Again, the same test with two B210 boards gives four (significantly smaller) point clouds.
Interestingly, if I reduce the carrier frequency from 2.45 GHz to 245 MHz, the FMCOMMS3 constellation again shows four large, somewhat distorted point clusters instead of a circle.

What am I missing?

Thanks a lot in advance!

Best regards,
Rob

  • HI  

    Thanks for your post.

    It would be helpful. if you can post with spectrum plots to understand the issue clearly.

    Regards,

    SJ

  • Hello,


    Thanks for your reply!
    Here's what I plot from the retrieved data.

    (I have a sampling rate of 10 MHz, so the sinusoid is at 2.5 MHz).

    Best,

    Rob

  • Dear SJagini,

    After quite a lot of investigations, it seems that the issue derives from the jitter on the 40 MHz reference clock. We generate the 40 MHz using an FPGA which is fed with a 10 MHz reference clock, and if we pass the generated 40 MHz into an external jitter cleaner, then everything works as expected, while feeding it directly makes the 4 points corresponding to the samples sinusoid move so much that they look like a circle when acquired.

    My question: is there a way to configure (using the NO-OS driver) the internal PLL to compensate for the increased jitter on the reference clock?

    Thanks a lot for any help!

    Best regards,
    Rob

  • HI  

    Unfortunately, the AD9361’s internal PLL cannot compensate for reference clock jitter—it assumes a reasonably clean input.

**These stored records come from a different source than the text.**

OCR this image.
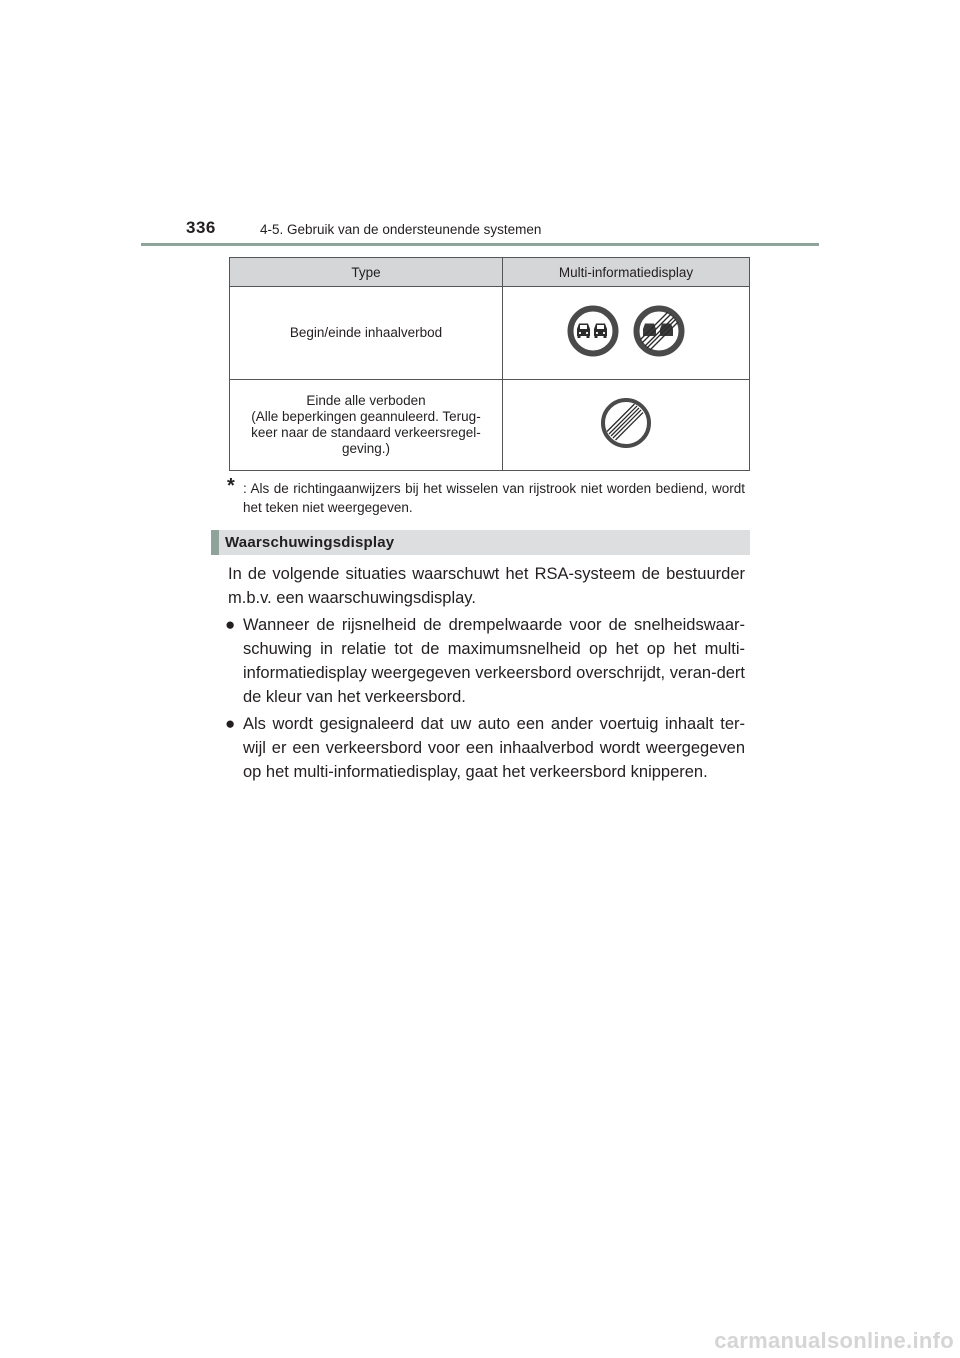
336	4-5. Gebruik van de ondersteunende systemen
Type	Multi-informatiedisplay
Begin/einde inhaalverbod	

Einde alle verboden
(Alle beperkingen geannuleerd. Terug-
keer naar de standaard verkeersregel-
geving.)	
* : Als de richtingaanwijzers bij het wisselen van rijstrook niet worden bediend, wordt het teken niet weergegeven.
Waarschuwingsdisplay

In de volgende situaties waarschuwt het RSA-systeem de bestuurder m.b.v. een waarschuwingsdisplay.

● Wanneer de rijsnelheid de drempelwaarde voor de snelheidswaar-schuwing in relatie tot de maximumsnelheid op het op het multi-informatiedisplay weergegeven verkeersbord overschrijdt, veran-dert de kleur van het verkeersbord.
● Als wordt gesignaleerd dat uw auto een ander voertuig inhaalt ter-wijl er een verkeersbord voor een inhaalverbod wordt weergegeven op het multi-informatiedisplay, gaat het verkeersbord knipperen.
carmanualsonline.info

The BBPLL and RF PLLs multiply the reference frequency, so any jitter on the 40 MHz input is amplified, which explains why your constellation collapses when the reference is noisy. This explains at lower freq it works and goes worse at higher freq.
    AD9361 expects a reference clock with low phase noise and jitter. Jitter on the reference clock translates directly into LO phase noise and sampling clock instability, degrading EVM and SNR.

    You may have to use external jitter cleaner or clock synthesizer. alternatively, in most application they yse low-jitter reference clock like External XO or TCXO with better jitter spec.

    Regards,

    SJ

  • Dear SJagini,

    Thanks for your quick reply!
    Actually, from the latest measurements, it seems that the jitter of the "non-working clock" is better than the "working" one. So we're totally puzzled... We keep investigating but we're running out of options... Disappointed

    I'll keep you posted. Thanks again and have a nice week-end!